Director's Message

At York, it is axiomatic that reading be informed by theory, history, and criticism, and our faculty and courses represent a comprehensive range of theoretical, historical, and critical approaches to literature. York’s is one of Canada’s key literary faculties in postcolonial studies. Having been at the forefront of the Canadian development of “commonwealth” studies, York’s world-renowned faculty maintain their cutting edge in research into and teaching of the literatures of postcoloniality, the writings of diasporic and indigenous peoples and communities, theories of imperialism and its resistance, and globalization studies.

York’s program has always been a national powerhouse in the study of Canadian literatures. Our continuing interest in the full historical range of Canadian imaginative writing up to contemporary, small-press experiments, our expertise in the study of Canadian publishing cultures, and our unparalleled scholarship in Canadian and Quebec translation issues makes York an outstanding place for future Canadianists to train. Feminist scholarship and criticism are thriving at York in distinct courses, in research initiatives, and by virtue of an integration of their lessons into curricular planning as a whole.
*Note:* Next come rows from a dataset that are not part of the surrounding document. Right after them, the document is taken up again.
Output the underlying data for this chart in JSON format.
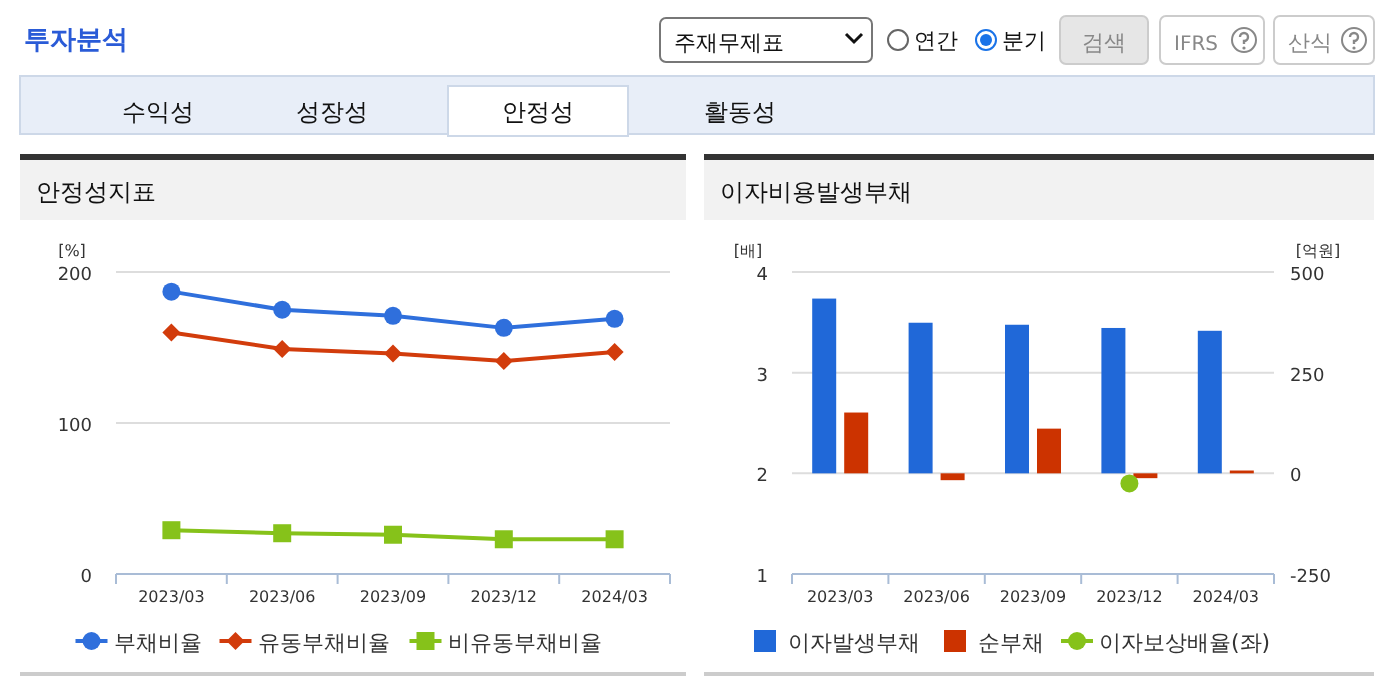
{
  "chart_data": [
    {
      "type": "other",
      "title": "투자분석",
      "annotations": [
        "주재무제표",
        "연간",
        "분기",
        "검색",
        "IFRS",
        "산식",
        "수익성",
        "성장성",
        "안정성",
        "활동성"
      ]
    },
    {
      "type": "line",
      "title": "안정성지표",
      "ylabel": "[%]",
      "categories": [
        "2023/03",
        "2023/06",
        "2023/09",
        "2023/12",
        "2024/03"
      ],
      "ylim": [
        0,
        200
      ],
      "yticks": [
        0,
        100,
        200
      ],
      "grid": "y",
      "legend": "bottom",
      "series": [
        {
          "name": "부채비율",
          "color": "#2f6fdc",
          "marker": "circle",
          "values": [
            187,
            175,
            171,
            163,
            169
          ]
        },
        {
          "name": "유동부채비율",
          "color": "#d23c0c",
          "marker": "diamond",
          "values": [
            160,
            149,
            146,
            141,
            147
          ]
        },
        {
          "name": "비유동부채비율",
          "color": "#86c21a",
          "marker": "square",
          "values": [
            29,
            27,
            26,
            23,
            23
          ]
        }
      ]
    },
    {
      "type": "bar",
      "title": "이자비용발생부채",
      "ylabel": "[배]",
      "y2label": "[억원]",
      "categories": [
        "2023/03",
        "2023/06",
        "2023/09",
        "2023/12",
        "2024/03"
      ],
      "ylim": [
        1,
        4
      ],
      "yticks": [
        1,
        2,
        3,
        4
      ],
      "y2lim": [
        -250,
        500
      ],
      "y2ticks": [
        -250,
        0,
        250,
        500
      ],
      "grid": "y",
      "legend": "bottom",
      "series": [
        {
          "name": "이자발생부채",
          "color": "#2068d8",
          "axis": "y2",
          "values": [
            434,
            374,
            369,
            361,
            354
          ]
        },
        {
          "name": "순부채",
          "color": "#cc3300",
          "axis": "y2",
          "values": [
            151,
            -17,
            111,
            -12,
            7
          ]
        },
        {
          "name": "이자보상배율(좌)",
          "type": "line",
          "marker": "circle",
          "color": "#86c21a",
          "values": [
            null,
            null,
            null,
            1.9,
            null
          ]
        }
      ]
    }
  ]
}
Our longstanding reputation for groundbreaking research in Victorian studies is maintained by the Victorian Studies Network at York (VSNY), which sponsors an annual programme of interdisciplinary lectures, symposia, and conferences, and provides students with the opportunity to work with faculty on such renowned scholarly pursuits as The Collected Works of Gerard Manley Hopkins, The Collected Works of Walter Pater, The Correspondence of John Tyndall, and The Journal of Pre-Raphaelite Studies.
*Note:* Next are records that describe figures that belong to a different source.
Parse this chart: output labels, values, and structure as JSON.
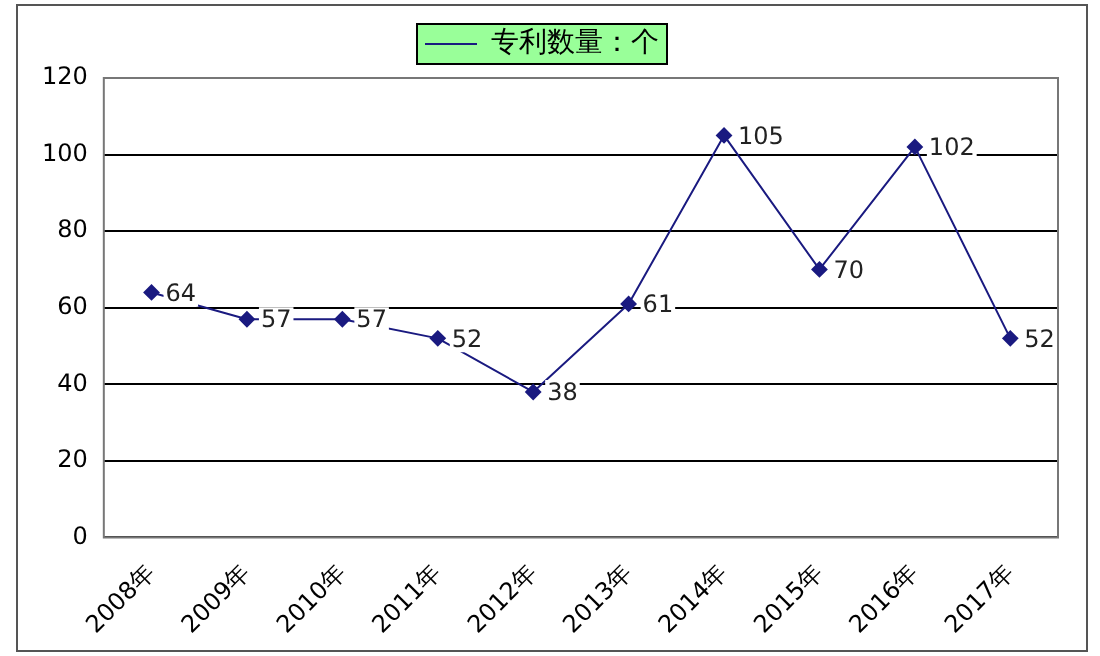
{
  "chart_data": {
    "type": "line",
    "categories": [
      "2008年",
      "2009年",
      "2010年",
      "2011年",
      "2012年",
      "2013年",
      "2014年",
      "2015年",
      "2016年",
      "2017年"
    ],
    "series": [
      {
        "name": "专利数量：个",
        "color": "#1a1a80",
        "values": [
          64,
          57,
          57,
          52,
          38,
          61,
          105,
          70,
          102,
          52
        ]
      }
    ],
    "ylim": [
      0,
      120
    ],
    "yticks": [
      0,
      20,
      40,
      60,
      80,
      100,
      120
    ],
    "grid": "y",
    "legend": "top",
    "marker": "diamond",
    "line_style": "solid",
    "data_labels": true
  }
}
American literatures are a field of vigorous inquiry here, and our vantage outside America’s borders yet proximate to its cultural influences makes York a particularly advantageous laboratory for considering American forms and influences, including especially African-American literature. Faculty expertise in book history, bibliographic theory, critical race theory, environmental theory, gender theory, queer theory, theories of cultural studies, genre theory, poetics, and semiotics support a rich, attractive, and continually updated roster of courses as well as an extraordinarily diverse repertoire of graduate research projects and dissertations.

A measure of the program’s noted excellence is our ability to boast three winners of the John Charles Polanyi prize for outstanding early-career research, four Distinguished Research Professors, a Canada Research Chair, two fellows of the Royal Society of Canada, along with numerous national and international book and research awards and citations. A distinguished and intellectually active faculty and a compelling roster of stimulating courses combine to cultivate a stream of successful and highly effective young scholars and teachers. York supports graduate study through financial awards that are linked to teaching assistantships. One result is that York doctoral graduates are well-known as the best qualified new university teachers in Canada. Mindful that students rightfully expect career and job-placement support, in addition to academic course work, York provides students with specific, targeted training in all aspects of academic professionalization. A vibrant graduate students’ association is fully involved in the program’s collegial life and planning.

With a history of achievement and renown, equipped with an accomplished faculty of superb researchers and talented teachers, and with the enthusiasm and creativity of our excellent students, York’s Graduate Program in English consistently maintains its well-recognized place in the vanguard of literary inquiry in Canada.